しかし、世の中そんなに甘くない…でも…いいのだ。

もちろん、うつ病になり、
「同じ人間と思われたくない」
と言われ傷ついた事もあった。

でも、そんな事を乗り越え、
沢山の時間、沢山の周り人々…が、
どれだけ力になってくれたか、その時は分からなかった。
今だからわかるんだね。
そんな事を…ゆっくり書けていけたらと思う。

…今年、オレが44歳だから10年前??…
相変わらず数字に弱い。
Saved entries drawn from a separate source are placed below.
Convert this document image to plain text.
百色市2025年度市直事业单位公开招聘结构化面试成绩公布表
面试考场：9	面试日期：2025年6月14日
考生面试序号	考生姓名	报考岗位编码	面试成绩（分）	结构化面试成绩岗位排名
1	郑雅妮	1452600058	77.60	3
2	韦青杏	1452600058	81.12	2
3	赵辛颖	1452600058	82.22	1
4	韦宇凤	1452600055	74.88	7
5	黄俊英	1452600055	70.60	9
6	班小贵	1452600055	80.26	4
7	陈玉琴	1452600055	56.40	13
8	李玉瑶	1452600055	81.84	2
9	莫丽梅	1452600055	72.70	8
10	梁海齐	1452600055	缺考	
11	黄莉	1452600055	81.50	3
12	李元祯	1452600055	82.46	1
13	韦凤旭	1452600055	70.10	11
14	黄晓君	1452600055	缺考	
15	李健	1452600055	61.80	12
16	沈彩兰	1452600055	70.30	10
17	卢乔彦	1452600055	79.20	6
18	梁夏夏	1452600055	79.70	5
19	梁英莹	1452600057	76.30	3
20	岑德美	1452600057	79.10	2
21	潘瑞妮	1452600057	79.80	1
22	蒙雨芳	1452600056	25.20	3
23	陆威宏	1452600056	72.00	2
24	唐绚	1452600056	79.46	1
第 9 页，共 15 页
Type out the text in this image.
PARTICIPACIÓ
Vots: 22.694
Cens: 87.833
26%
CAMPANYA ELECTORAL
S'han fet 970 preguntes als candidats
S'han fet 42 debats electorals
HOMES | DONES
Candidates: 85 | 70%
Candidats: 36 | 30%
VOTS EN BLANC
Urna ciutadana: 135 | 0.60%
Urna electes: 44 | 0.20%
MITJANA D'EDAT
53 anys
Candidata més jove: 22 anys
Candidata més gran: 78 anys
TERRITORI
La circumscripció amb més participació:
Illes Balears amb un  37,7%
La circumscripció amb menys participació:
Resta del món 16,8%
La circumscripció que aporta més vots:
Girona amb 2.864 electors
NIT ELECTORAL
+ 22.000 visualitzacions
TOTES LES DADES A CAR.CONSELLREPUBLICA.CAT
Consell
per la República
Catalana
月日が経つのは早いな〜

重度のうつ病。
辛かったな〜〜あれは…

でも、医者の言う通り、相当酷かったのか、
このオレが珍しく先生の指示を…っていうか、
気力も何もないのが、うつ病で…先生の…言葉…
素直に…ただ…聞き…それと、
芸能界に詳しい先生で…で、2年で完治。
変な事、言うようだけど、

『うつ病はオレの大切な宝物』
   

になった。
なぜなら…
自分の弱い所がハッキリ分かったから。
自分の弱い所が分かるというのは、
反対にとても自分に強くなる。

先生が言った。
「体が風邪ひくように、
    心も同じように風邪ひくんだよ。
    あれ〜?と思った時は内科に行くように
    いつでも来なさい。
    日本は、そういうの遅れてるからね。
    偏見もあるだろし」

(完治してから今んとこ、ねぇーなぁ〜〜)

その当時、うつ病はまだ珍しく、
病院に行く事も恐かった…オレも人の子、
女優さまが心療内科に?…バレたら、どうすんねん?!
ので、変だなと思いつつ、心療内科に行けなかった。
今はそうでもないけどね。皆、告白してっから。
♪春うらら♪
家人に腕を引っ張れ、泣きながら行ったなぁ〜〜
(つづく)

一応、オレの女優さま以外のプロフィールです。
1964年東京都生まれ。
    1980年、俳優水島かおりとしてデビュー。
    夫・長崎俊一が監督した、

『ドッグス』(主演(98)、『柔らかな頬』(01)
  では
雲丹の名義で編集を担当。世界中の映画祭へ。

『8月のクリスマス』(05)では脚本を共同執筆し、
   クレジットされないものの実質的な脚本家デビューを果たす。
  そして、

  今回『西の魔女が死んだ』でも脚本を担当、
  長崎のパートナーとしての役割を大きく越え、
  作品に貢献した。
  現在、独特の個性をいかしオリジナル脚本、
  小説、絵本なども執筆中である。

毎回とは言えないけど、
自分が感じた経験した事を嘘なくゆっくり

綴っていきたいと思っています。